One of the shooting victims was immediately declared dead in the store. Another man, in his late 20s, died later in hospital. Police did not identify either man.

Quebec’s business registry indicates that the store, Flawnego fashion boutique, is owned by Kevin Ducarme, 41, whose name has recently surfaced in reports about Montreal street gangs.

Court documents have also indicated Ducarme was associated to a Rizzuto partner in the construction business.

Police had little to say on the record.

“There’s a lot of information out there,” said police spokesman Const. Olivier Lapointe.

“We’re still examining our databases to ensure our information is reliable. And, yes, that’s something that interests us — to know who is behind that business.”

Two other people were being treated in hospital for gunshot wounds, including one bystander who was hit by a stray bullet and who drove himself to hospital.

Lapointe said both men were still in hospital late Thursday, in serious but stable condition.

The blocks around the store were sectioned off with orange police tape, as shocked onlookers milled about after they were told they couldn’t re-enter their office buildings.

The shootings took place on a street — formerly known as St. James Street, called St. Jacques today — that was once the heart of Canada’s financial sector and still houses elegant old bank buildings.

Police said they were flooded with a rash of 911 calls with reports of the shooting around 1:45 p.m.

The boutique is housed on the first floor of a multi-storey building and many of the other occupants remained trapped upstairs for a few hours.

Major-crimes detectives and police sniffer dogs scoured the area shortly after the shooting.

On an adjacent street, witnesses pointed to articles of clothing they say the suspects shed as they fled the scene.

A construction worker renovating a floor inside a St.

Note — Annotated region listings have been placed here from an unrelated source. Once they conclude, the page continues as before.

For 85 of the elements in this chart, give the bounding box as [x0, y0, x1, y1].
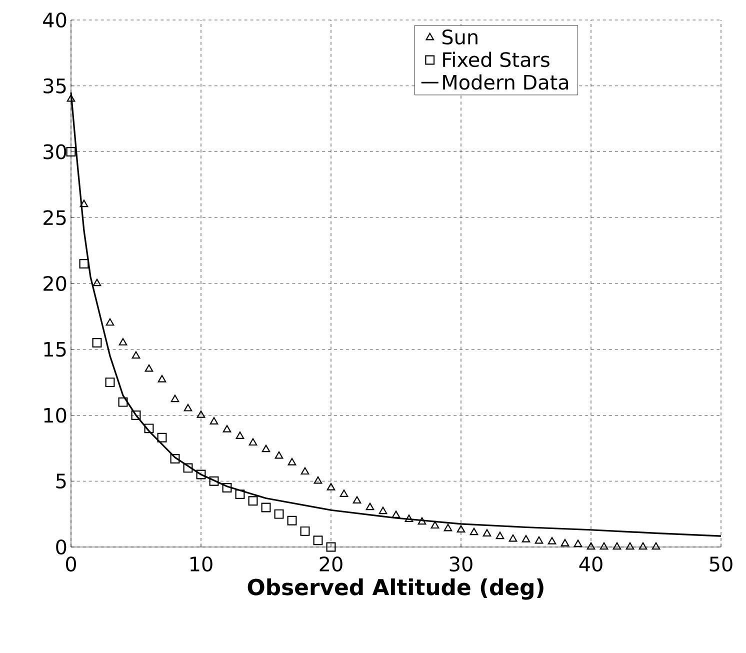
y-tick-label: 10	[44, 408, 66, 423]
point	[262, 444, 270, 452]
point	[196, 470, 206, 480]
point	[118, 397, 128, 407]
point	[261, 502, 271, 512]
point	[326, 542, 336, 552]
point	[170, 454, 180, 464]
point	[157, 432, 167, 442]
point	[522, 535, 530, 542]
point	[184, 404, 192, 412]
point	[560, 538, 570, 546]
point	[106, 318, 114, 326]
point	[600, 542, 608, 550]
point	[132, 351, 140, 359]
y-tick-label: 5	[56, 474, 66, 489]
x-tick-label: 0	[66, 556, 76, 572]
point	[222, 425, 232, 432]
point	[210, 417, 218, 424]
point	[392, 510, 400, 518]
point	[626, 542, 634, 550]
point	[79, 259, 89, 268]
point	[444, 524, 452, 532]
point	[144, 424, 154, 434]
point	[508, 534, 518, 542]
y-tick-label: 0	[56, 539, 66, 555]
point	[288, 458, 296, 466]
point	[430, 521, 440, 529]
y-tick-label: 40	[43, 12, 66, 28]
point	[66, 147, 76, 156]
y-tick-label: 30	[44, 144, 66, 160]
point	[300, 526, 310, 536]
point	[209, 476, 219, 486]
y-tick-label: 15	[44, 342, 66, 357]
x-tick-label: 40	[579, 556, 602, 572]
y-tick-label: 25	[44, 210, 66, 226]
point	[105, 378, 115, 388]
point	[638, 542, 648, 550]
x-axis-title: Observed Altitude (deg)	[248, 578, 544, 600]
point	[248, 438, 258, 446]
point	[274, 451, 284, 459]
point	[170, 394, 180, 402]
point	[548, 536, 556, 544]
point	[248, 496, 258, 506]
point	[418, 517, 426, 525]
point	[92, 338, 102, 348]
point	[366, 502, 374, 510]
point	[326, 482, 336, 490]
point	[80, 200, 88, 208]
point	[496, 532, 504, 540]
x-tick-label: 10	[190, 556, 212, 572]
point	[313, 536, 323, 546]
point	[314, 476, 322, 484]
point	[118, 338, 128, 346]
point	[456, 525, 466, 533]
point	[586, 542, 596, 550]
x-tick-label: 20	[320, 556, 342, 572]
point	[183, 463, 193, 473]
point	[404, 514, 414, 522]
legend-label: Modern Data	[443, 74, 568, 90]
point	[482, 529, 492, 536]
x-tick-label: 50	[710, 556, 732, 572]
point	[340, 490, 348, 497]
point	[612, 542, 622, 550]
point	[236, 432, 244, 439]
point	[92, 278, 102, 286]
point	[222, 482, 232, 492]
point	[274, 509, 284, 519]
y-tick-label: 35	[44, 78, 66, 94]
point	[652, 542, 660, 550]
point	[534, 536, 544, 544]
legend-label: Fixed Stars	[443, 52, 550, 68]
y-tick-label: 20	[44, 276, 66, 292]
point	[131, 410, 141, 420]
point	[378, 506, 388, 514]
point	[300, 467, 310, 475]
point	[235, 490, 245, 500]
point	[574, 540, 582, 548]
x-tick-label: 30	[450, 556, 472, 572]
legend-label: Sun	[442, 29, 478, 45]
point	[144, 364, 154, 372]
point	[470, 528, 478, 536]
point	[158, 374, 166, 382]
point	[287, 516, 297, 526]
point	[352, 496, 362, 504]
point	[196, 410, 206, 418]
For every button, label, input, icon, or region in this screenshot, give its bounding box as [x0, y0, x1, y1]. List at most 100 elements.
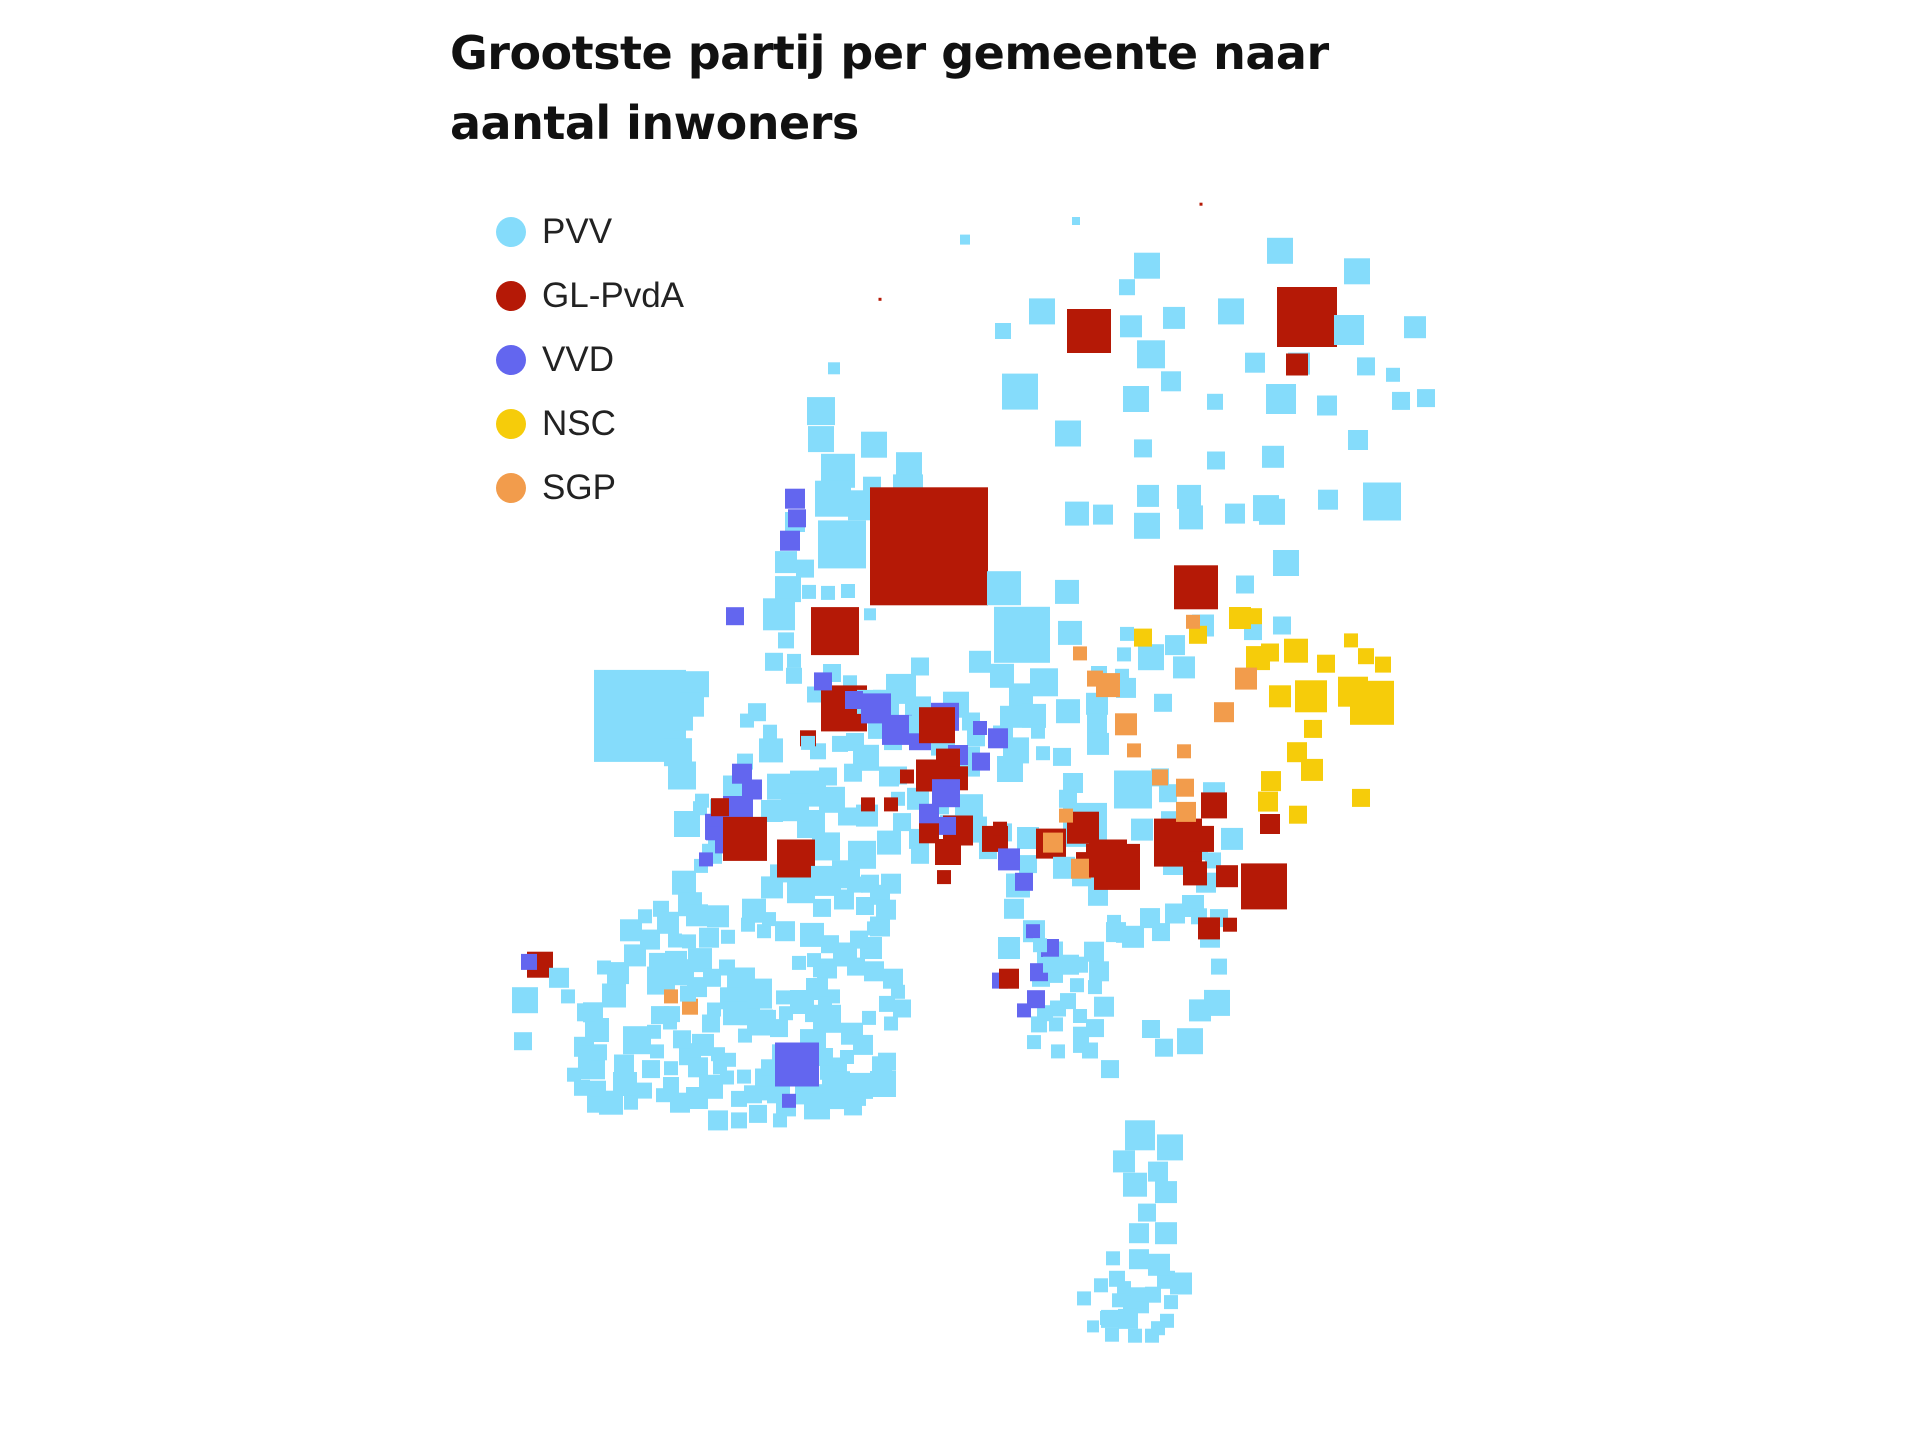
municipality-square-pvv [699, 1074, 723, 1099]
legend-dot-vvd [496, 345, 526, 375]
municipality-square-vvd [919, 803, 939, 824]
municipality-square-pvv [1053, 856, 1075, 879]
municipality-square-pvv [1128, 1328, 1142, 1343]
municipality-square-pvv [1137, 484, 1159, 507]
municipality-square-pvv [1148, 1161, 1168, 1182]
municipality-square-pvv [893, 999, 911, 1018]
municipality-square-pvv [1334, 315, 1364, 345]
municipality-square-pvv [672, 870, 696, 895]
municipality-square-pvv [1273, 550, 1299, 576]
municipality-square-pvv [1065, 501, 1089, 526]
municipality-square-pvv [856, 897, 874, 915]
municipality-square-nsc [1284, 638, 1308, 663]
municipality-square-pvv [896, 452, 922, 479]
municipality-square-pvv [1072, 217, 1080, 225]
municipality-square-gl-pvda [884, 797, 898, 812]
municipality-square-pvv [703, 968, 721, 987]
municipality-square-gl-pvda [937, 870, 951, 885]
municipality-square-pvv [1114, 770, 1152, 809]
municipality-square-sgp [1235, 667, 1257, 690]
municipality-square-sgp [1059, 808, 1073, 823]
municipality-square-vvd [521, 953, 537, 970]
municipality-square-pvv [640, 929, 660, 950]
legend-dot-nsc [496, 409, 526, 439]
municipality-square-pvv [744, 1085, 762, 1104]
municipality-square-pvv [1118, 1308, 1138, 1329]
municipality-square-gl-pvda [878, 297, 882, 301]
municipality-square-pvv [1073, 1009, 1087, 1023]
municipality-square-pvv [673, 1030, 691, 1049]
municipality-square-pvv [828, 362, 840, 375]
municipality-square-gl-pvda [993, 821, 1007, 836]
municipality-square-pvv [802, 584, 816, 599]
municipality-square-pvv [1119, 279, 1135, 296]
municipality-square-pvv [960, 234, 970, 245]
municipality-square-pvv [1055, 579, 1079, 604]
municipality-square-nsc [1344, 633, 1358, 648]
municipality-square-pvv [811, 865, 841, 896]
municipality-square-pvv [1070, 978, 1084, 993]
municipality-square-nsc [1261, 643, 1279, 662]
municipality-square-pvv [711, 1047, 725, 1062]
municipality-square-pvv [1094, 996, 1114, 1017]
municipality-square-pvv [1094, 1278, 1108, 1293]
municipality-square-pvv [1107, 914, 1121, 929]
municipality-square-pvv [1170, 1272, 1192, 1295]
municipality-square-sgp [1071, 858, 1091, 879]
municipality-square-gl-pvda [1201, 792, 1227, 819]
municipality-square-pvv [994, 606, 1050, 663]
municipality-square-vvd [938, 816, 956, 835]
municipality-square-gl-pvda [999, 968, 1019, 989]
municipality-square-pvv [682, 934, 696, 949]
municipality-square-pvv [597, 960, 611, 975]
municipality-square-pvv [852, 1091, 866, 1106]
municipality-square-vvd [732, 763, 752, 784]
municipality-square-pvv [763, 724, 777, 739]
municipality-square-pvv [1112, 1293, 1126, 1308]
municipality-square-pvv [1318, 489, 1338, 510]
municipality-square-pvv [668, 761, 696, 790]
municipality-square-vvd [882, 714, 912, 745]
municipality-square-pvv [813, 898, 831, 917]
municipality-square-pvv [1093, 504, 1113, 525]
municipality-square-pvv [891, 984, 905, 999]
municipality-square-pvv [987, 571, 1021, 606]
municipality-square-vvd [788, 509, 806, 528]
municipality-square-pvv [818, 520, 866, 569]
municipality-square-pvv [1177, 1028, 1203, 1055]
municipality-square-pvv [1177, 484, 1201, 509]
municipality-square-pvv [800, 922, 824, 947]
municipality-square-pvv [1004, 898, 1024, 919]
municipality-square-pvv [998, 937, 1020, 959]
municipality-square-pvv [838, 807, 856, 826]
municipality-square-pvv [1058, 620, 1082, 645]
municipality-square-pvv [773, 1113, 787, 1128]
municipality-square-pvv [1101, 1060, 1119, 1079]
municipality-square-vvd [706, 826, 720, 841]
municipality-square-pvv [820, 1065, 834, 1080]
municipality-square-vvd [775, 1042, 819, 1087]
municipality-square-gl-pvda [1188, 825, 1214, 852]
municipality-square-pvv [870, 1071, 896, 1097]
municipality-square-pvv [737, 1069, 751, 1084]
legend-dot-pvv [496, 217, 526, 247]
municipality-square-pvv [1106, 1251, 1120, 1266]
municipality-square-gl-pvda [1183, 861, 1207, 886]
municipality-square-pvv [807, 397, 835, 426]
municipality-square-pvv [707, 1002, 721, 1017]
municipality-square-gl-pvda [1089, 839, 1127, 878]
municipality-square-pvv [1225, 503, 1245, 524]
municipality-square-nsc [1375, 656, 1391, 673]
municipality-square-pvv [721, 929, 735, 944]
municipality-square-vvd [785, 488, 805, 509]
municipality-square-pvv [720, 1070, 734, 1085]
municipality-square-pvv [1138, 1203, 1156, 1222]
municipality-square-pvv [821, 585, 835, 600]
municipality-square-sgp [1176, 801, 1196, 822]
municipality-square-pvv [862, 1010, 876, 1025]
municipality-square-pvv [1417, 389, 1435, 408]
municipality-square-pvv [844, 763, 862, 782]
legend-item-sgp: SGP [496, 456, 684, 520]
municipality-square-pvv [1116, 928, 1130, 943]
municipality-square-gl-pvda [1216, 865, 1238, 888]
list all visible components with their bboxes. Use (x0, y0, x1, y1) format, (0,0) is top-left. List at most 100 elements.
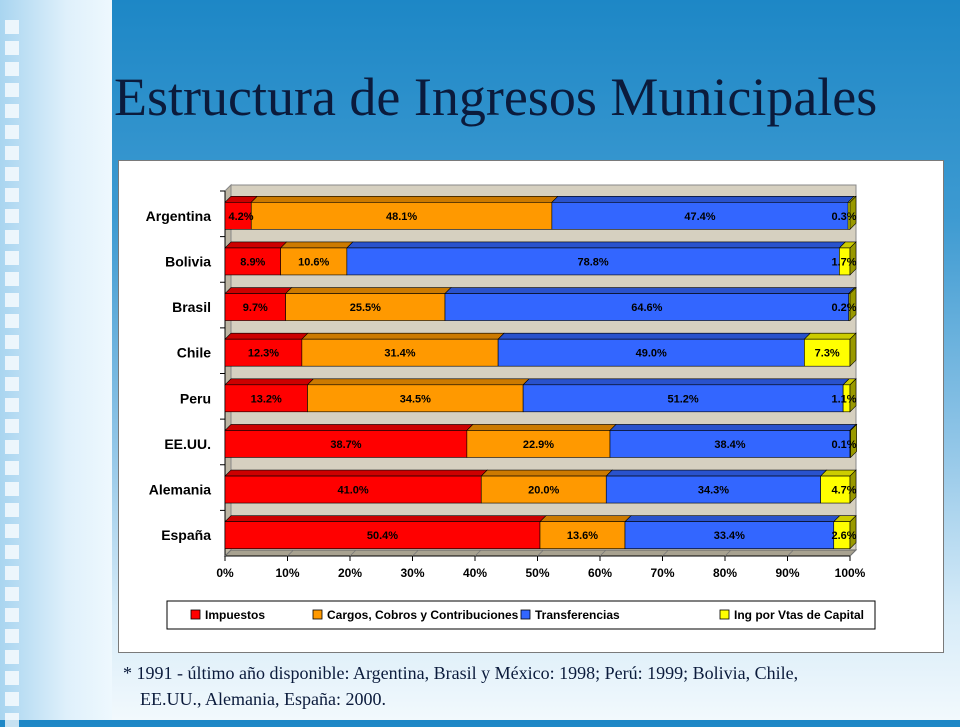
bar-side-face (850, 423, 857, 459)
decorative-square (5, 251, 19, 265)
x-tick-label: 20% (338, 566, 362, 580)
bar-top-face (224, 515, 547, 522)
legend-swatch (719, 609, 730, 620)
legend-label: Impuestos (205, 608, 265, 622)
data-label: 25.5% (350, 302, 381, 314)
category-label: Brasil (172, 299, 211, 315)
data-label: 41.0% (338, 485, 369, 497)
decorative-square (5, 125, 19, 139)
decorative-square (5, 188, 19, 202)
x-tick-label: 50% (525, 566, 549, 580)
data-label: 12.3% (248, 348, 279, 360)
data-label: 9.7% (243, 302, 268, 314)
data-label: 34.3% (698, 485, 729, 497)
data-label: 49.0% (636, 348, 667, 360)
decorative-square (5, 272, 19, 286)
bar-segment (804, 338, 851, 367)
decorative-square (5, 587, 19, 601)
footnote-line1: * 1991 - último año disponible: Argentin… (123, 663, 799, 683)
decorative-square (5, 692, 19, 706)
decorative-square (5, 209, 19, 223)
data-label: 50.4% (367, 530, 398, 542)
bar-top-face (224, 287, 293, 294)
data-label: 64.6% (631, 302, 662, 314)
bar-side-face (849, 378, 857, 413)
x-tick-depth-line (787, 549, 794, 557)
decorative-square (5, 167, 19, 181)
legend-swatch (190, 609, 201, 620)
data-label: 34.5% (400, 393, 431, 405)
data-label: 78.8% (578, 256, 609, 268)
bar-segment (605, 475, 821, 504)
bar-segment (224, 521, 541, 549)
decorative-square (5, 146, 19, 160)
bar-segment (444, 293, 850, 321)
data-label: 20.0% (528, 485, 559, 497)
x-tick-label: 10% (275, 566, 299, 580)
bar-segment (224, 384, 308, 413)
x-tick-label: 100% (835, 566, 866, 580)
category-label: Argentina (146, 208, 212, 224)
bar-segment (250, 202, 553, 230)
data-label: 22.9% (523, 439, 554, 451)
x-tick-depth-line (662, 549, 669, 557)
category-label: Chile (177, 345, 211, 361)
decorative-square (5, 398, 19, 412)
data-label: 31.4% (384, 348, 415, 360)
data-label: 4.7% (831, 485, 856, 497)
data-label: 0.1% (831, 439, 856, 451)
bar-top-face (284, 287, 452, 294)
data-label: 47.4% (684, 211, 715, 223)
decorative-square (5, 62, 19, 76)
x-tick-label: 90% (775, 566, 799, 580)
category-label: Peru (180, 390, 211, 406)
decorative-square (5, 713, 19, 727)
bar-top-face (279, 241, 354, 249)
data-label: 10.6% (298, 256, 329, 268)
bar-segment (480, 475, 607, 504)
bar-segment (307, 384, 524, 413)
bar-segment (224, 338, 303, 367)
bar-segment (497, 338, 805, 367)
data-label: 4.2% (228, 211, 253, 223)
decorative-square (5, 566, 19, 580)
legend-swatch (312, 609, 323, 620)
bar-segment (539, 521, 626, 549)
decorative-square (5, 503, 19, 517)
bar-segment (224, 293, 286, 321)
bar-side-face (849, 286, 857, 322)
bar-top-face (250, 196, 559, 203)
x-tick-depth-line (537, 549, 544, 557)
data-label: 1.7% (831, 256, 856, 268)
data-label: 48.1% (386, 211, 417, 223)
decorative-square (5, 356, 19, 370)
decorative-square (5, 83, 19, 97)
decorative-square (5, 293, 19, 307)
data-label: 7.3% (815, 348, 840, 360)
bar-top-face (306, 378, 530, 386)
bar-side-face (849, 332, 857, 367)
decorative-square (5, 461, 19, 475)
x-tick-label: 80% (713, 566, 737, 580)
data-label: 2.6% (831, 530, 856, 542)
left-decorative-panel (0, 0, 112, 727)
decorative-square (5, 419, 19, 433)
x-tick-label: 60% (588, 566, 612, 580)
decorative-square (5, 524, 19, 538)
decorative-square (5, 650, 19, 664)
decorative-square (5, 41, 19, 55)
decorative-square (5, 482, 19, 496)
chart-container: 0% 10% 20% 30% 40% 50% 60% 70% 80% 90% 100% Argenti… (118, 160, 944, 653)
bar-top-face (301, 332, 505, 340)
x-tick-label: 30% (400, 566, 424, 580)
decorative-square (5, 545, 19, 559)
category-label: Bolivia (165, 253, 211, 269)
decorative-square (5, 629, 19, 643)
bar-top-face (539, 515, 632, 522)
decorative-square (5, 20, 19, 34)
data-label: 51.2% (668, 393, 699, 405)
bar-top-face (224, 424, 474, 431)
bar-top-face (224, 469, 488, 477)
bar-top-face (609, 424, 857, 431)
bar-segment (522, 384, 844, 413)
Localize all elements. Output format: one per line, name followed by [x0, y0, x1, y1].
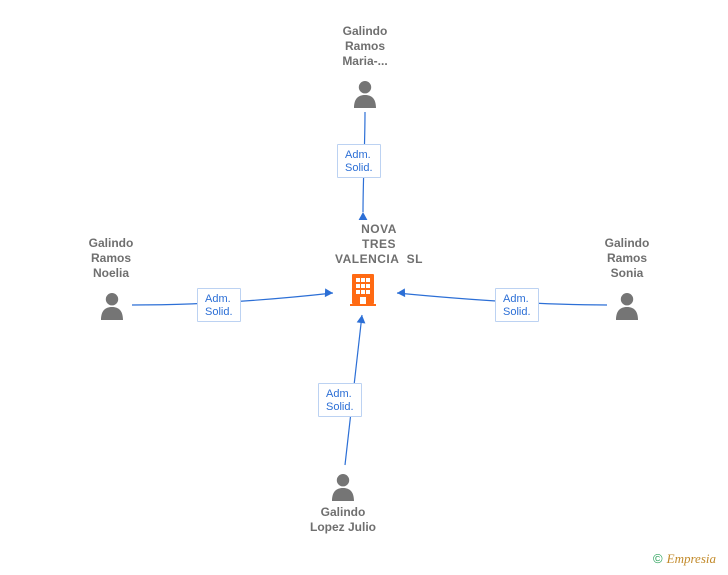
company-label: NOVA TRES VALENCIA SL [324, 222, 434, 267]
arrowhead-icon [397, 288, 405, 297]
copyright-symbol: © [653, 551, 663, 566]
person-label-left: Galindo Ramos Noelia [82, 236, 140, 281]
arrowhead-icon [357, 314, 367, 323]
edge-label-left: Adm. Solid. [197, 288, 241, 322]
arrowhead-icon [359, 212, 368, 220]
arrowhead-icon [325, 288, 333, 297]
person-icon [101, 293, 123, 320]
person-label-right: Galindo Ramos Sonia [598, 236, 656, 281]
edge-label-top: Adm. Solid. [337, 144, 381, 178]
person-label-top: Galindo Ramos Maria-... [336, 24, 394, 69]
person-icon [354, 81, 376, 108]
building-icon [350, 274, 376, 306]
person-icon [616, 293, 638, 320]
person-icon [332, 474, 354, 501]
watermark-text: Empresia [667, 551, 716, 566]
watermark: © Empresia [653, 551, 716, 567]
diagram-canvas [0, 0, 728, 575]
edge-label-bottom: Adm. Solid. [318, 383, 362, 417]
person-label-bottom: Galindo Lopez Julio [308, 505, 378, 535]
edge-label-right: Adm. Solid. [495, 288, 539, 322]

Antoine Street building said he saw an employee from a nearby hotel chasing the suspects, who were speed-walking down the sidewalk.

He said he saw two men dressed in black, wearing white bandannas over their mouths. One of the men pulled off a black, deadlocked wig and tossed it on the ground.

Crime analysts have been predicting reprisals since the younger Rizzuto was killed on Dec. 28 in a gritty west-end neighbourhood. No arrests have been made in that slaying.

That December killing was considered an unprecedented, symbolic swipe at the powerful family patriarch.

Vito Rizzuto is in a medium-security prison in Colorado serving a 10-year sentence for racketeering, relating to three underworld murders in Brooklyn in 1981. He is scheduled to be released on Oct. 6, 2012.

In recent months, police have said they are exploring a variety of possible theories about a Mafia turf war.

They include a power struggle pitting Montreal’s mobsters versus Toronto’s, and a possible battle between Calabrian families and the Rizzutos’ Sicilian clan.